Job Executors may perform long-running tasks and / or use external process service/products to execute jobs.
JEF has a number of mechanisms providing resilience against potential outage scenarios across the microservice architecture.
One of the JEF strategies includes an active internal watcher running on each job instance. The Watcher can be disabled by configurations. Watcher works with ExecutionStep and non-ExecutionStep based jobs.
The Watchers are responsible to monitor all running jobs (across all job executors) in order to detect the following scenarios:
`QUEUED` jobs may be considered as “stalled” if they have not moved to a `RUNNING` state during a timeout deadline.
`QUEUED` jobs that have stalled can be taken by another job executor with an available slot.
This logic is handled by the JEF framework; no specific work is required by plugin developers.
`RUNNING` jobs may be considered as “stalled” if they haven’t updated the execution step before the timeout deadline.
If a running job stalls, it is moved to a `TIMED_OUT` state.
Timed Out Jobs
`TIMED_OUT` jobs are moved back to a `RUNNING` state if the original job execution progresses before another Job Executor takes the job.
`TIMED_OUT` jobs may be considered as definitely “stalled” if they still haven’t updated the progress after a second timeout deadline.
Jobs which remain `TIMED_OUT` after 2 deadlines can be taken by any other Job Executor instance which supports the defined action and has an available job execution slot.
If a `TIMED_OUT` job is picked up by another job executor, it is moved to a `RUNNING` state.
JEF Executors implements a basic back-pressure strategy to stop getting new jobs into `RUNNING` when no execution slot is available.

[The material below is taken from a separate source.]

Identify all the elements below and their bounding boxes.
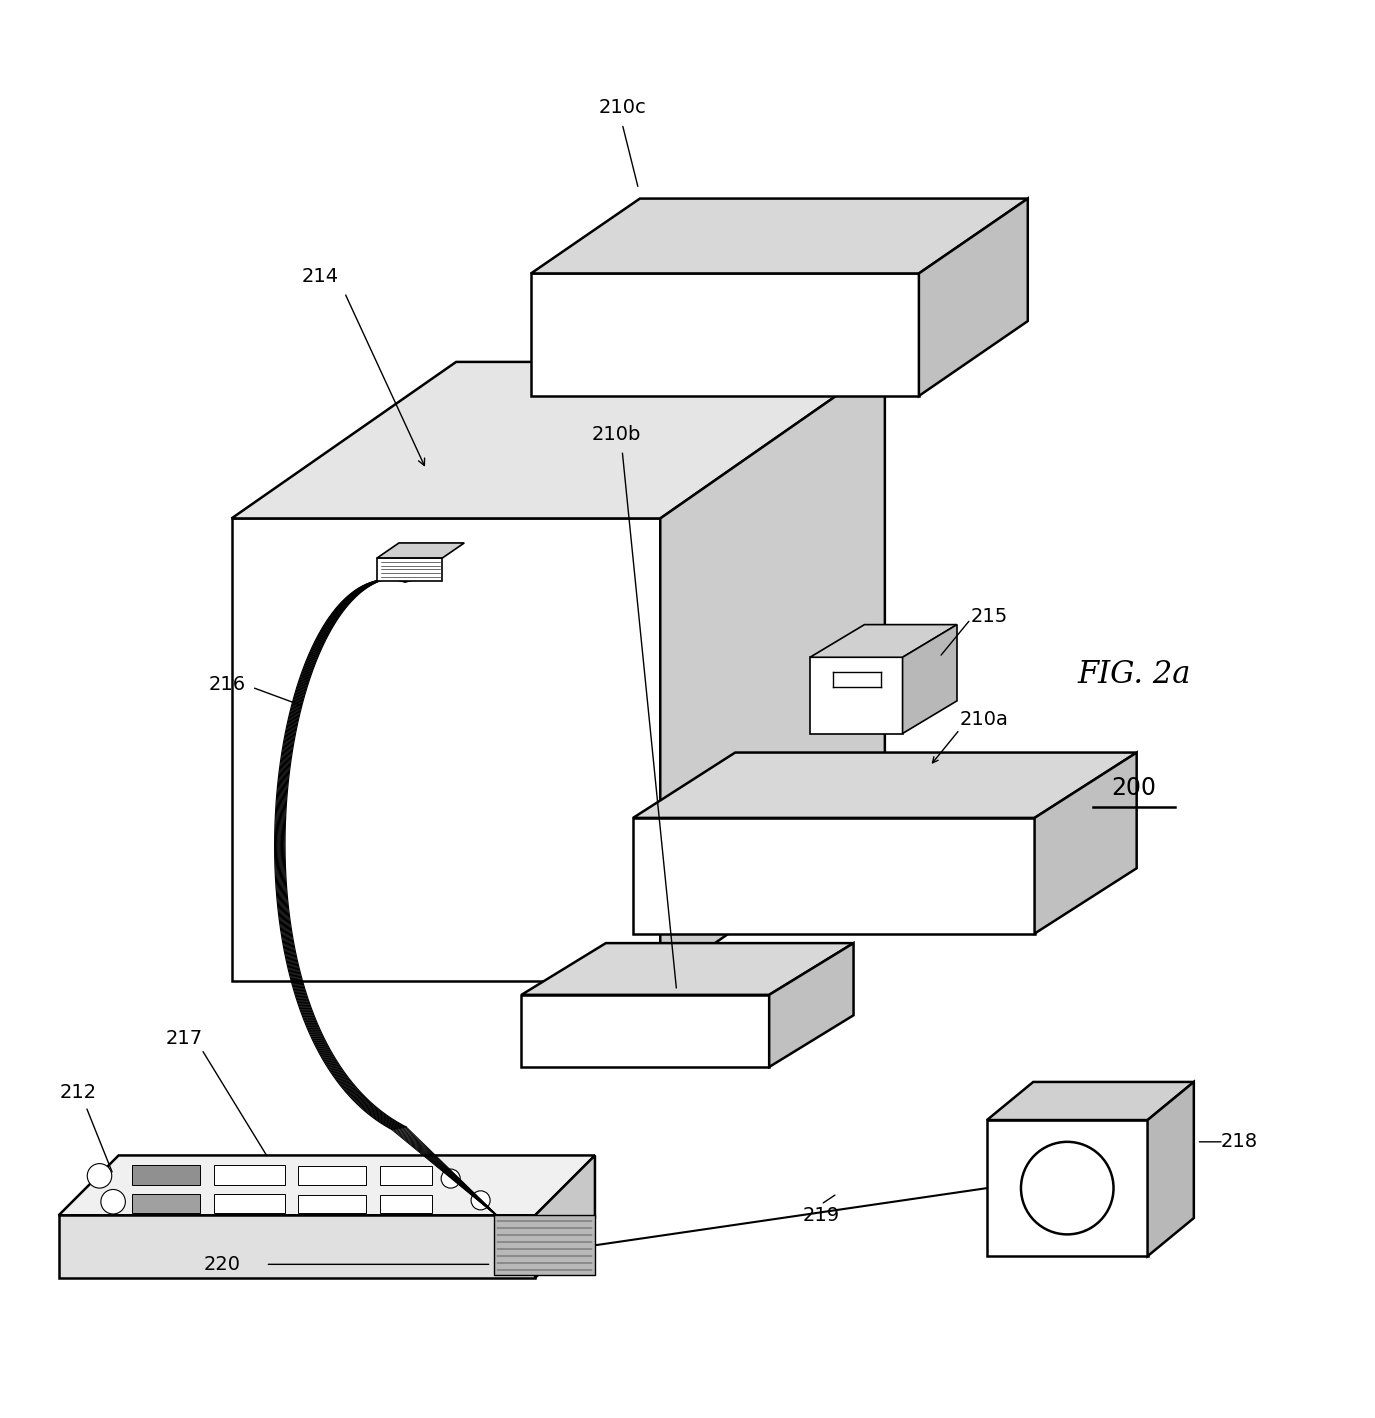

Finally, `TIMED_OUT` jobs are moved to a `FAILED` state if no other Job Executor takes responsibility for it (e.g. because they don't have job execution slot capacity left).
If the original Job Executor owning the job execution is still running and it attempts to progress the job after another Job Executor has taken the job, the original Job Executor attempt will be considered as a fatal error, and is ignored.